An AFP journalist saw a number of people being detained and heavy police deployments in the Old City. Several news photographers, including one from AFP, were kicked and hit by Israeli police seeking to push back crowds.

Abbas said sites such as Al-Aqsa constituted a “red line,” adding that “we will not allow attacks against our holy places.”

“The presidency strongly condemns the attack by the occupier’s military and police against the Al-Aqsa mosque and the aggression against the faithful who were there,” a statement from his office said.

Erdan, the Israeli minister, said “these serious incidents must lead us to reflect on the existing arrangements” at the compound, venerated by Jews as the Temple Mount.

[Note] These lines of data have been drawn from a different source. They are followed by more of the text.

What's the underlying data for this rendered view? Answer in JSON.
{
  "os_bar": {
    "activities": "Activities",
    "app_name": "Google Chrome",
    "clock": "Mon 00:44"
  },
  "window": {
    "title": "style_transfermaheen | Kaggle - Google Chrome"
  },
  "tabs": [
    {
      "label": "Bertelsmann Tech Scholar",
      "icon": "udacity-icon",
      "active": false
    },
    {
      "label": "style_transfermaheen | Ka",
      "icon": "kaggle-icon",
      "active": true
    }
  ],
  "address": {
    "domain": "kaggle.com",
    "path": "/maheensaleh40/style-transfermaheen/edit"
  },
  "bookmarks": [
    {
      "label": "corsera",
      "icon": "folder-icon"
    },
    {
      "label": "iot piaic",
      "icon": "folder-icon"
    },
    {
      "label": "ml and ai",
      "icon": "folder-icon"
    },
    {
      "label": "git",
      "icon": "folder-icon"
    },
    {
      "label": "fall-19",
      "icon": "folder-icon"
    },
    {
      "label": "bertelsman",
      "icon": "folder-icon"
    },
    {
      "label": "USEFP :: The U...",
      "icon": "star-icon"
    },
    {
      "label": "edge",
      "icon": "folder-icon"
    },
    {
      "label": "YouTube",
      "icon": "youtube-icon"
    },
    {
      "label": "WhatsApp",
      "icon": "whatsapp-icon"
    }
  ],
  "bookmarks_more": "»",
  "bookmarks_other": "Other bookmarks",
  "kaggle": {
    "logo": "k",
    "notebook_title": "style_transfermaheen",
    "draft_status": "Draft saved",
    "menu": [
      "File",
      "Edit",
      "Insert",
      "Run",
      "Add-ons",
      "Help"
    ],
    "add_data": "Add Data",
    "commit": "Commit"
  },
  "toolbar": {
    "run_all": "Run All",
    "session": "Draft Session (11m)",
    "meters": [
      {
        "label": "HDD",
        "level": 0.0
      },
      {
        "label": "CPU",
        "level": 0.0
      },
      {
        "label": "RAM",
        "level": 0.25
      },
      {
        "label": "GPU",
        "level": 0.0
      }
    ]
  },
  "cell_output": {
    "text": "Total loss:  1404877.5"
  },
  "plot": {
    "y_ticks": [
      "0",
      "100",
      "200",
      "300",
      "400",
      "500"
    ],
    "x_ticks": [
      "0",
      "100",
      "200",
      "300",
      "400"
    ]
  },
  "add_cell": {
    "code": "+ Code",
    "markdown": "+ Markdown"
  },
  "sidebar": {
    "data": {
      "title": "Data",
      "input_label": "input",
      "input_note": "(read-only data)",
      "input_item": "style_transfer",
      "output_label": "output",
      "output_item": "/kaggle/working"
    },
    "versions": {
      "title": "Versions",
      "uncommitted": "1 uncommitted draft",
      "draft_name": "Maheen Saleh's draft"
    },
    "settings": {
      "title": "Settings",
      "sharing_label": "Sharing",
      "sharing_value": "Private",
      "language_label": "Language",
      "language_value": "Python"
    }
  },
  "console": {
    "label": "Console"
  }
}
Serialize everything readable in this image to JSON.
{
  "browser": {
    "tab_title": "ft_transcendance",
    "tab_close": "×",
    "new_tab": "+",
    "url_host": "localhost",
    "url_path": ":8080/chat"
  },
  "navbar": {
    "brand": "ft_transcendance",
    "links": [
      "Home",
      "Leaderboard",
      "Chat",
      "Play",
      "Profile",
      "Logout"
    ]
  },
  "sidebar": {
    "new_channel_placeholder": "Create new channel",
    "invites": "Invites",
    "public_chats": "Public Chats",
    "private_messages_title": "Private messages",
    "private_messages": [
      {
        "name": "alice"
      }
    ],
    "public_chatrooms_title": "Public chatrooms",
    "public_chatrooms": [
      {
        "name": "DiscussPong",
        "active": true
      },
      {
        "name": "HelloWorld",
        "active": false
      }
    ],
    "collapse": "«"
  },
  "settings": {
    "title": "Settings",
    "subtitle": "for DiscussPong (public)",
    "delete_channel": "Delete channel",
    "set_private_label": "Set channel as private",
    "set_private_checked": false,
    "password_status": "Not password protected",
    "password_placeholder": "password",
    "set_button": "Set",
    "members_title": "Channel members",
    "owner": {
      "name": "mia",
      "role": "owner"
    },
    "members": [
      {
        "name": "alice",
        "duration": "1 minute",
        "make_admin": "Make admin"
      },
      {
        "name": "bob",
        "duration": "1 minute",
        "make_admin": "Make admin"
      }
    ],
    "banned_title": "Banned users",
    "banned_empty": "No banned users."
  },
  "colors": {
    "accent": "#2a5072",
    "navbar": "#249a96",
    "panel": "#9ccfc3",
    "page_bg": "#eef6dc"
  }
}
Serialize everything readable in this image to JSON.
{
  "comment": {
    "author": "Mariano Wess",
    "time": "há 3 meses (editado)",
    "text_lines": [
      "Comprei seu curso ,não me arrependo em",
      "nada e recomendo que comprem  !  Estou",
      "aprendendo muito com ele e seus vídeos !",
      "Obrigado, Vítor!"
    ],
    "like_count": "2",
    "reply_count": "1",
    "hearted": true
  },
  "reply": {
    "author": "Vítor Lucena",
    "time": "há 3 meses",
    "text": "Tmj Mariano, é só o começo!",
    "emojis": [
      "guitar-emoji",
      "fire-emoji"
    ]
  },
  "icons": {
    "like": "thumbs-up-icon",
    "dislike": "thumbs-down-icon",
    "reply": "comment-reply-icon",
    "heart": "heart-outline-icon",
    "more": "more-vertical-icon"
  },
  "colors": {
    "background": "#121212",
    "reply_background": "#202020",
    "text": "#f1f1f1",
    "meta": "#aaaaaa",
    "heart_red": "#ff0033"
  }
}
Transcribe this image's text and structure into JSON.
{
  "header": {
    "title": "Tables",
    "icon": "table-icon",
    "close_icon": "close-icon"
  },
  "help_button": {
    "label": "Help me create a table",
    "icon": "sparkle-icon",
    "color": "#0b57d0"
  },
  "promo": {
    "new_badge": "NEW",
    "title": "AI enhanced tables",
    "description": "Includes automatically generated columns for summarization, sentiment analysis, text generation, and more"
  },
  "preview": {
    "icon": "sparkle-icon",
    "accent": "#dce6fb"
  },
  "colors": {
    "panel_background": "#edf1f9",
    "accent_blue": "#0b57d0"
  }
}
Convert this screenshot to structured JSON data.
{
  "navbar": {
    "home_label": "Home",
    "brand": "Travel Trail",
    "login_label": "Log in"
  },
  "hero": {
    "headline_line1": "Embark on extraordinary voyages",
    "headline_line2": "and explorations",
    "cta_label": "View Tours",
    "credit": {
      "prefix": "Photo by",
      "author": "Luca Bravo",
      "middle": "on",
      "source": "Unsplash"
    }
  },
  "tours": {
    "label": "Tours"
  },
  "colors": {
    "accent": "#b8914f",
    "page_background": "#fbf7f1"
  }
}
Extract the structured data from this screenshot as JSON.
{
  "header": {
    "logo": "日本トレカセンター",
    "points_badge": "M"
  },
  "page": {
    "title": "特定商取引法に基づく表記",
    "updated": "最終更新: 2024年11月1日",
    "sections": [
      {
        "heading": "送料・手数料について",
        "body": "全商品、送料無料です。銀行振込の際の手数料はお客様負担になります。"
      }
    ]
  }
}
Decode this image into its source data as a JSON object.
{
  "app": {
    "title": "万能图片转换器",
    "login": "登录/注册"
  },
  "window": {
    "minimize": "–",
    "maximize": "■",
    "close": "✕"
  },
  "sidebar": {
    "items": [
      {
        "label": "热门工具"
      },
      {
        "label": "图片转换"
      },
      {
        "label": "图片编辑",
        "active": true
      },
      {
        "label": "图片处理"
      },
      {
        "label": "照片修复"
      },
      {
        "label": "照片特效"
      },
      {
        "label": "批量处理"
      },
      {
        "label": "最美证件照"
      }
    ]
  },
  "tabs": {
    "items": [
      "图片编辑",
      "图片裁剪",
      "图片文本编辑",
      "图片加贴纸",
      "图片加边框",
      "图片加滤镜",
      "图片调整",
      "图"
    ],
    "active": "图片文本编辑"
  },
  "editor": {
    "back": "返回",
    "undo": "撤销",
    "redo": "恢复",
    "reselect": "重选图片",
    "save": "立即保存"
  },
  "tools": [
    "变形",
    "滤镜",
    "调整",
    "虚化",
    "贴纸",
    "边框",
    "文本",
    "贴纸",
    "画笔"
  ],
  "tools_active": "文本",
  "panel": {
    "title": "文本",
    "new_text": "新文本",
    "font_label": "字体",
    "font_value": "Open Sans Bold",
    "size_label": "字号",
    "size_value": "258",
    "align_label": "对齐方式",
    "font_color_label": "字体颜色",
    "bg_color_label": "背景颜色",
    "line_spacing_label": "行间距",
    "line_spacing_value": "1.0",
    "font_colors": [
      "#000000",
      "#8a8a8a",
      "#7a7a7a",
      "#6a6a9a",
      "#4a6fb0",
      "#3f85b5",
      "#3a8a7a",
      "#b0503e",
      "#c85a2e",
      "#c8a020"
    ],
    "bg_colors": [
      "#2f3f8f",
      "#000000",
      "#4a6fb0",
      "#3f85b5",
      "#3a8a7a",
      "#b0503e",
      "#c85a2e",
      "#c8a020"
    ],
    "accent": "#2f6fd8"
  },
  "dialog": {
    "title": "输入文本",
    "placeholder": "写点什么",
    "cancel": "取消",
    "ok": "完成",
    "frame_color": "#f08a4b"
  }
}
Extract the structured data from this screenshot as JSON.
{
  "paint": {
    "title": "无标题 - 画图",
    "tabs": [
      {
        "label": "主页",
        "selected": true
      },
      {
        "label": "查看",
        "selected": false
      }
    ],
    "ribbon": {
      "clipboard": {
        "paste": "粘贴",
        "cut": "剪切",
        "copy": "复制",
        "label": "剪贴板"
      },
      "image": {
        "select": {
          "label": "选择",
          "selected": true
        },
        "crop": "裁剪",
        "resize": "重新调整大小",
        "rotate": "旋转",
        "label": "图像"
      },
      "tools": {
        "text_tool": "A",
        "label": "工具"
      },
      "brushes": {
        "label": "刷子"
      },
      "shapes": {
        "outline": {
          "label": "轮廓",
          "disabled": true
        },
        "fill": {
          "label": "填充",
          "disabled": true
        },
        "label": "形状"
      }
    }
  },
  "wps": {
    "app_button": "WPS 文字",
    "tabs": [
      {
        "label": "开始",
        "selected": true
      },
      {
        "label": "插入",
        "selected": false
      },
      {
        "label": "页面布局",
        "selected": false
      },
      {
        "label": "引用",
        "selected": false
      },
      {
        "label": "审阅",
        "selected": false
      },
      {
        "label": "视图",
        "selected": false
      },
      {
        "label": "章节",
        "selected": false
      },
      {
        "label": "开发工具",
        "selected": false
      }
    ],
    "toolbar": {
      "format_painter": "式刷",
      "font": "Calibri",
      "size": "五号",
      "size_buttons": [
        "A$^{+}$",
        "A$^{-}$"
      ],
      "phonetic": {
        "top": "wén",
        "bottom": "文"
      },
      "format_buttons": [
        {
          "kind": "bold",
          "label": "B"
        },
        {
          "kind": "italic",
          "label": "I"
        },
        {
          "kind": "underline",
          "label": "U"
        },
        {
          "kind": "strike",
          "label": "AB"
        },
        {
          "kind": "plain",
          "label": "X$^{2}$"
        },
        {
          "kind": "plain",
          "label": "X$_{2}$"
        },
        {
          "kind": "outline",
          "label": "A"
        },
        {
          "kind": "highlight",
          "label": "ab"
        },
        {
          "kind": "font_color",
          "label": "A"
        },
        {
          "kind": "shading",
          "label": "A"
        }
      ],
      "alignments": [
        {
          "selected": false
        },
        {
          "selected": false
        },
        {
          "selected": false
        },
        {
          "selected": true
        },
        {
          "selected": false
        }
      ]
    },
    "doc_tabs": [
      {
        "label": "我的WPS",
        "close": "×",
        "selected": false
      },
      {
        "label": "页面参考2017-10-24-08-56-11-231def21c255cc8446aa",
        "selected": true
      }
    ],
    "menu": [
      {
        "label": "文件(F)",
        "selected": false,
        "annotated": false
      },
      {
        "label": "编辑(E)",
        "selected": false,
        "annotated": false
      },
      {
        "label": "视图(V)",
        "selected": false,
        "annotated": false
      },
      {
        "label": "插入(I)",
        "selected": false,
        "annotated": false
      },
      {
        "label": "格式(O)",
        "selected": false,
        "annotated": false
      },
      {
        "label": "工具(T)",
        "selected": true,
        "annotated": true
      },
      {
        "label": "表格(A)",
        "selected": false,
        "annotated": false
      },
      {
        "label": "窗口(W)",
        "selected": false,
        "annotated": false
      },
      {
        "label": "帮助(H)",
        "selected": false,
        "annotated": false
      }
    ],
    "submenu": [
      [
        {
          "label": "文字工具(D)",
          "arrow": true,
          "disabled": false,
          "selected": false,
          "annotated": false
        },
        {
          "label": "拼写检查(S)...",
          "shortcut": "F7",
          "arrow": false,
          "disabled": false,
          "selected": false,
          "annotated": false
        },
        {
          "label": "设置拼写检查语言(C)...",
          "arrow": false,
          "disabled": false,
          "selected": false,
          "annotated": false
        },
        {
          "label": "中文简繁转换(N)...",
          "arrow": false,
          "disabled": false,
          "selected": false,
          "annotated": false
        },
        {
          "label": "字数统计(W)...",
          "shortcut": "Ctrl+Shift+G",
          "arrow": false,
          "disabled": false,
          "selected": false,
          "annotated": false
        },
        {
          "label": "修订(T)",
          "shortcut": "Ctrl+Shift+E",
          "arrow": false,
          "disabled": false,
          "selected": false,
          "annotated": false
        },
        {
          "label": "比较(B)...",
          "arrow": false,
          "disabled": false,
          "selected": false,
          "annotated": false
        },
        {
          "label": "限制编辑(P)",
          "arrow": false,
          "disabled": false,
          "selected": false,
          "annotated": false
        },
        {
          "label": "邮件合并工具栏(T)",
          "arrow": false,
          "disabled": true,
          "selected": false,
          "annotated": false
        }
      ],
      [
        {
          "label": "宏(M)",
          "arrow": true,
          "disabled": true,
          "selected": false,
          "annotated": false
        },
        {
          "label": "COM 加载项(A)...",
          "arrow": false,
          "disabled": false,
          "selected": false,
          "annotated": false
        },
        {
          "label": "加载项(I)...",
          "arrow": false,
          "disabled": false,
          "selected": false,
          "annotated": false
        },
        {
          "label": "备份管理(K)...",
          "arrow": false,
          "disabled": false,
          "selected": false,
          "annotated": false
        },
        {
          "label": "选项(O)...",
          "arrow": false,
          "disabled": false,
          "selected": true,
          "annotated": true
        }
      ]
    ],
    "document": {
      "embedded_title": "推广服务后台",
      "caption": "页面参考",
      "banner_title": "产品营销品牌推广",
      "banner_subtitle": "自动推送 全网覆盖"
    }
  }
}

“It is unthinkable that Muslim rioters transform this holy place into a battlefield,” he said. “We will ensure that the status quo is preserved.”

Non-Muslims are allowed to visit the compound, but Jews are forbidden from praying or displaying national symbols for fear of triggering tensions with Muslim worshippers.

Muslims fear Israel will seek to change rules governing the site, with far-right Jewish groups pushing for more access and even efforts by fringe organisations to erect a new temple.

The defence minister’s move last week banned the Murabitat and Murabitun groups, which his office said were “a main factor in creating the tension and violence” at the mosque compound.

Israel seized east Jerusalem, where Al-Aqsa is located, in the Six Day War of 1967 and later annexed it in a move never recognised by the international community.

The mosque compound is the site of frequent clashes.

In late July, Israeli police entered Al-Aqsa as they clashed with Muslims angered by Jews’ access to the compound on an annual day of Jewish mourning.

The July incident marked the first time Israeli security forces had entered the mosque since November, when clashes with worshippers also erupted.